Sabtu, 21 Agustus 2010

Keracunan Keong Racun

JIKA keong pun telah menjadi beracun pasti ada hukum keserampakan yang menjadi latar belakangnya. Hukum itu bernama aneka sebab, biasanya sangat sederhana, tetapi berkumpul menjadi satu pada saat yang sama lalu bum... menjadi bola api raksasa.

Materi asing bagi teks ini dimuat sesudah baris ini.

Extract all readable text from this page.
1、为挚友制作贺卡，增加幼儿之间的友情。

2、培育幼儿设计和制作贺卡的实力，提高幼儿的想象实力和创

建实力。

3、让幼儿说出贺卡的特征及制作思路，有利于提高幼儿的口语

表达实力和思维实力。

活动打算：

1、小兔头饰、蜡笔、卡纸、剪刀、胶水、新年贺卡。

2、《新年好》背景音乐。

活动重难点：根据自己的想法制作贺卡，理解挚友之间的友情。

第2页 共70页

Maka fenomena lagu ”Keong Racun” yang tak sengaja itu adalah bukti, bahwa ketidaksengajaan jauh lebih mencengangkan kekuatannya ketimbang kesengajaan. Jika kesengajaan itu cuma hasil manajemen biasa, ketidaksengajaan itu hasil perencanaan alam yang manusia bukan kawan sepadan untuk menandinginya. Karena fenomena meledaknya lagu ”Keong Racun” ini secara teori setara dengan meledaknya pesawat ulang-alik dan juga meledaknya reaktor nuklir. Semua cuma disebabkan oleh sebab-sebab yang nyaris remeh, misalnya selang bocor, atau skrup kendur pada awalnya.

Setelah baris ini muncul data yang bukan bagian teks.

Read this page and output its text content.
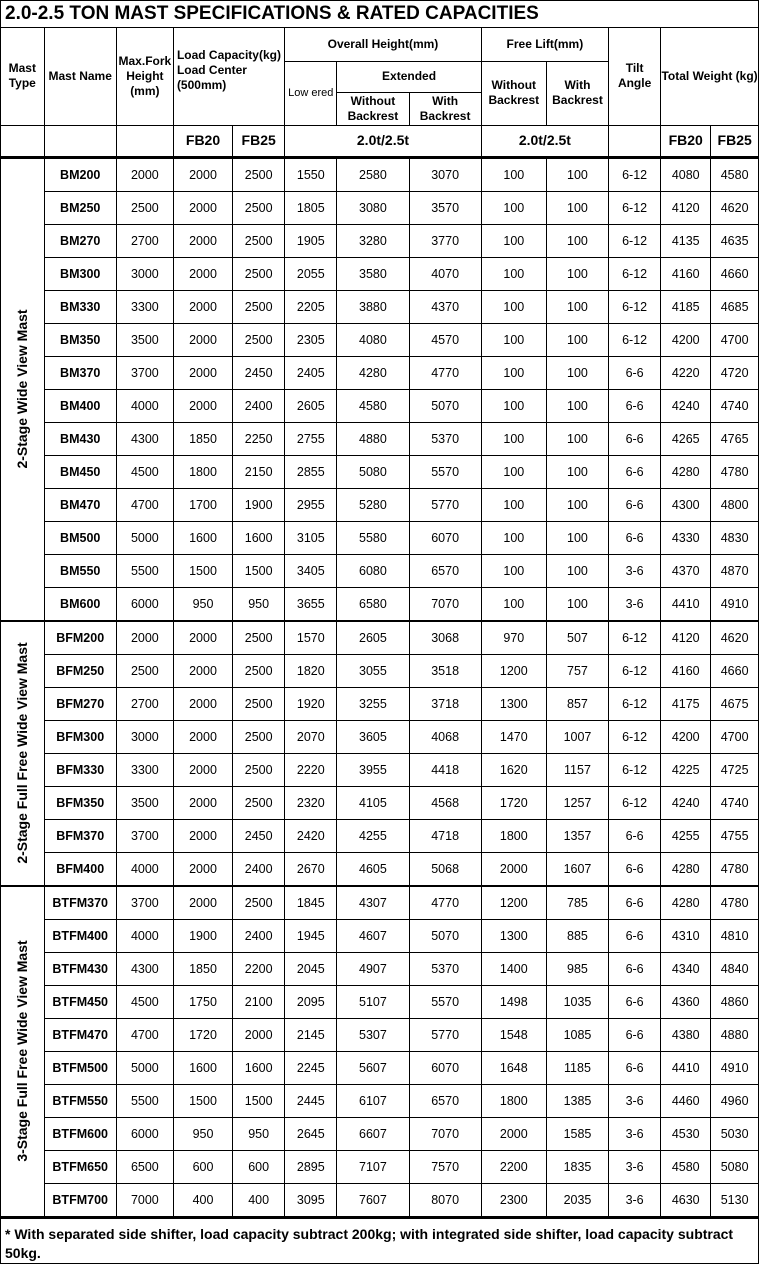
2.0-2.5 TON MAST SPECIFICATIONS & RATED CAPACITIES
Mast Type	Mast Name	Max.Fork Height (mm)	Load Capacity(kg) Load Center (500mm)		Overall Height(mm)			Free Lift(mm)		Tilt Angle	Total Weight (kg)	
					Low ered	Extended		Without Backrest	With Backrest			
						Without Backrest	With Backrest					
			FB20	FB25	2.0t/2.5t			2.0t/2.5t			FB20	FB25
2-Stage Wide View Mast	BM200	2000	2000	2500	1550	2580	3070	100	100	6-12	4080	4580
	BM250	2500	2000	2500	1805	3080	3570	100	100	6-12	4120	4620
	BM270	2700	2000	2500	1905	3280	3770	100	100	6-12	4135	4635
	BM300	3000	2000	2500	2055	3580	4070	100	100	6-12	4160	4660
	BM330	3300	2000	2500	2205	3880	4370	100	100	6-12	4185	4685
	BM350	3500	2000	2500	2305	4080	4570	100	100	6-12	4200	4700
	BM370	3700	2000	2450	2405	4280	4770	100	100	6-6	4220	4720
	BM400	4000	2000	2400	2605	4580	5070	100	100	6-6	4240	4740
	BM430	4300	1850	2250	2755	4880	5370	100	100	6-6	4265	4765
	BM450	4500	1800	2150	2855	5080	5570	100	100	6-6	4280	4780
	BM470	4700	1700	1900	2955	5280	5770	100	100	6-6	4300	4800
	BM500	5000	1600	1600	3105	5580	6070	100	100	6-6	4330	4830
	BM550	5500	1500	1500	3405	6080	6570	100	100	3-6	4370	4870
	BM600	6000	950	950	3655	6580	7070	100	100	3-6	4410	4910

2-Stage Full Free Wide View Mast	BFM200	2000	2000	2500	1570	2605	3068	970	507	6-12	4120	4620
	BFM250	2500	2000	2500	1820	3055	3518	1200	757	6-12	4160	4660
	BFM270	2700	2000	2500	1920	3255	3718	1300	857	6-12	4175	4675
	BFM300	3000	2000	2500	2070	3605	4068	1470	1007	6-12	4200	4700
	BFM330	3300	2000	2500	2220	3955	4418	1620	1157	6-12	4225	4725
	BFM350	3500	2000	2500	2320	4105	4568	1720	1257	6-12	4240	4740
	BFM370	3700	2000	2450	2420	4255	4718	1800	1357	6-6	4255	4755
	BFM400	4000	2000	2400	2670	4605	5068	2000	1607	6-6	4280	4780

3-Stage Full Free Wide View Mast	BTFM370	3700	2000	2500	1845	4307	4770	1200	785	6-6	4280	4780
	BTFM400	4000	1900	2400	1945	4607	5070	1300	885	6-6	4310	4810
	BTFM430	4300	1850	2200	2045	4907	5370	1400	985	6-6	4340	4840
	BTFM450	4500	1750	2100	2095	5107	5570	1498	1035	6-6	4360	4860
	BTFM470	4700	1720	2000	2145	5307	5770	1548	1085	6-6	4380	4880
	BTFM500	5000	1600	1600	2245	5607	6070	1648	1185	6-6	4410	4910
	BTFM550	5500	1500	1500	2445	6107	6570	1800	1385	3-6	4460	4960
	BTFM600	6000	950	950	2645	6607	7070	2000	1585	3-6	4530	5030
	BTFM650	6500	600	600	2895	7107	7570	2200	1835	3-6	4580	5080
	BTFM700	7000	400	400	3095	7607	8070	2300	2035	3-6	4630	5130
* With separated side shifter, load capacity subtract 200kg; with integrated side shifter, load capacity subtract 50kg.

Jika cuma selang itu saja yang bocor, jangan khawatir, ada selang cadangan yang akan berfungsi. Jika cuma sekrup itu saja yang kendur, santai saja, karena ada lapisan sekrup berikutnya sebagai pengaman. Jika cuma terdiri atas satu sebab saja, sebab yang remeh itu benar-benar akan berhenti sebagai soal remeh dan tak punya pengaruh apa-apa. Tetapi jika yang remeh-emeh itu sudah berkumpul menjadi satu, bersatu padu, ia akan bertiwikrama sebagai raksasa. Sudah selangnya bocor, pengamannya tak berfungsi pula. Sudah begitu sekrupnya kendur pula. Sudah begitu sekrup lapisannya aus pula. Sambung menyambung menjadi satu, tanpa kita tahu, tanpa bisa dicegah, karena kejadian seperti ini baru kita sadari setelah semuanya terlambat.

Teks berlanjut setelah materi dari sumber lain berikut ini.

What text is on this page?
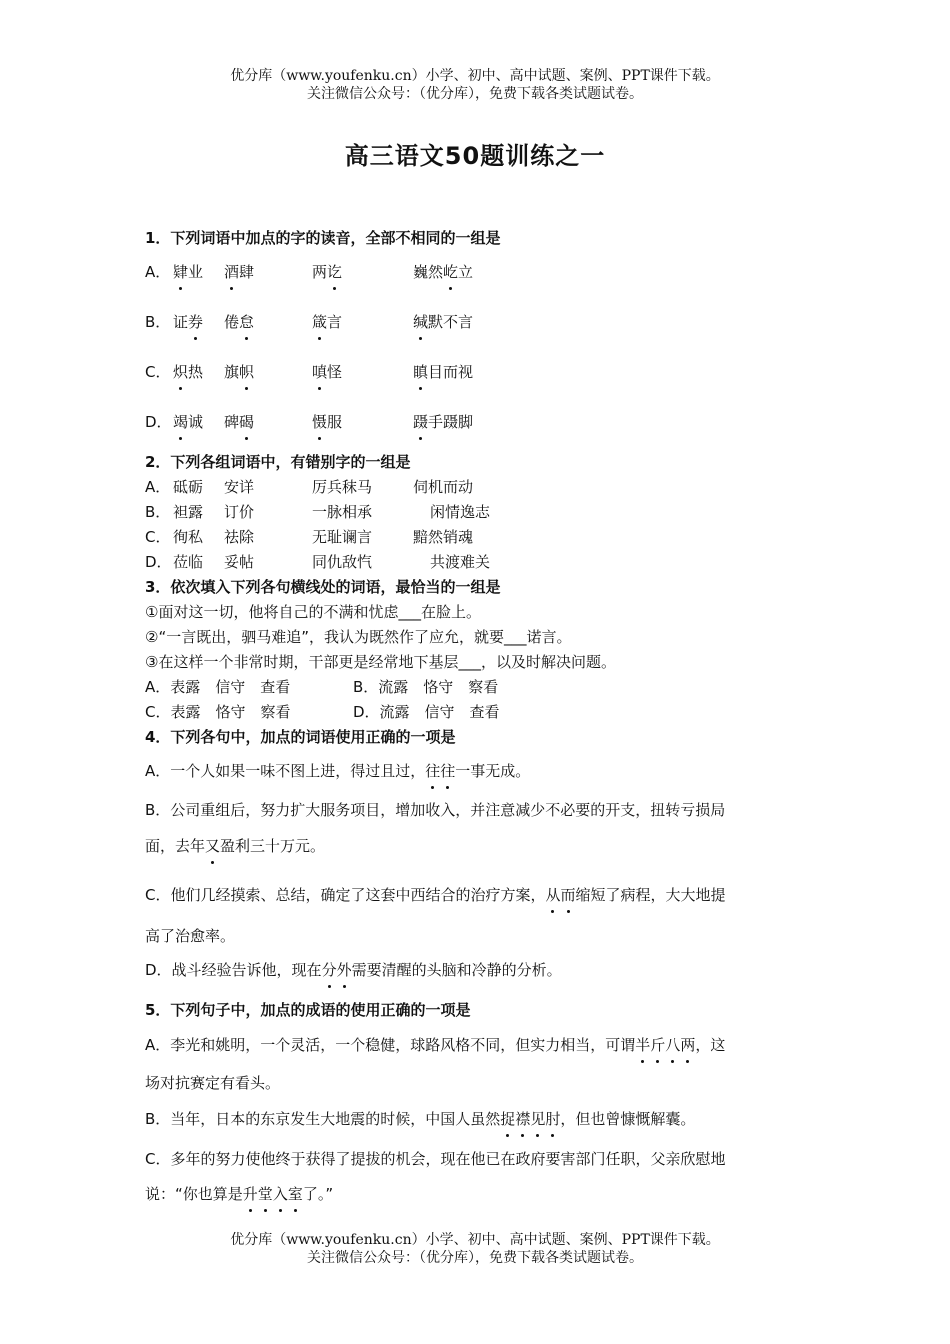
优分库（www.youfenku.cn）小学、初中、高中试题、案例、PPT课件下载。
关注微信公众号：（优分库），免费下载各类试题试卷。
高三语文50题训练之一
1．下列词语中加点的字的读音，全部不相同的一组是
A． 肄业 酒肆	两讫	巍然屹立
B． 证券 倦怠	箴言	缄默不言
C． 炽热 旗帜	嗔怪	瞋目而视
D． 竭诚 碑碣	慑服	蹑手蹑脚
2．下列各组词语中，有错别字的一组是
A． 砥砺 安详	厉兵秣马	伺机而动
B． 袒露 订价	一脉相承	闲情逸志
C． 徇私 祛除	无耻谰言	黯然销魂
D． 莅临 妥帖	同仇敌忾	共渡难关
3．依次填入下列各句横线处的词语，最恰当的一组是
①面对这一切，他将自己的不满和忧虑___在脸上。
②“一言既出，驷马难追”，我认为既然作了应允，就要___诺言。
③在这样一个非常时期，干部更是经常地下基层___，以及时解决问题。
A．表露　信守　查看	B．流露　恪守　察看
C．表露　恪守　察看	D．流露　信守　查看
4．下列各句中，加点的词语使用正确的一项是
A．一个人如果一味不图上进，得过且过，往往一事无成。
B．公司重组后，努力扩大服务项目，增加收入，并注意减少不必要的开支，扭转亏损局
面，去年又盈利三十万元。
C．他们几经摸索、总结，确定了这套中西结合的治疗方案，从而缩短了病程，大大地提
高了治愈率。
D．战斗经验告诉他，现在分外需要清醒的头脑和冷静的分析。
5．下列句子中，加点的成语的使用正确的一项是
A．李光和姚明，一个灵活，一个稳健，球路风格不同，但实力相当，可谓半斤八两，这
场对抗赛定有看头。
B．当年，日本的东京发生大地震的时候，中国人虽然捉襟见肘，但也曾慷慨解囊。
C．多年的努力使他终于获得了提拔的机会，现在他已在政府要害部门任职，父亲欣慰地
说：“你也算是升堂入室了。”
优分库（www.youfenku.cn）小学、初中、高中试题、案例、PPT课件下载。
关注微信公众号：（优分库），免费下载各类试题试卷。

”Keong Racun” sebagai lagu sudah ada dua tahun lalu. Dingin-dingin saja. Sampai kemudian ada dua mahasiswi iseng bergaya. Jadi waku dua tahun itu seperti hanya diminta menunggu agar dua orang ini menemukan niatnya. Tapi niat saja pasti tidak cukup karena harus sudah ditemukan pula teknologi laptop berkamera. Itu pun tidak cukup jika belum ada teknologi streaming. Itu pun belum cukup kalau tidak ada situs bernama Youtube. Itu pun belum cukup jika jaringan internet tidak sudah merajalela menjadi kebutuhan publik seperti ini. Itu pun tidak cukup jika gabungan antara watak lagu dan ekpresi dua mahasiswi kenes ini tidak sedemikian rupa. Tapi sekenes-kenesnya mereka bergaya, tak akan ada artinya, jika publik tidak merasakan kemurnian komunikasi di dalamnya.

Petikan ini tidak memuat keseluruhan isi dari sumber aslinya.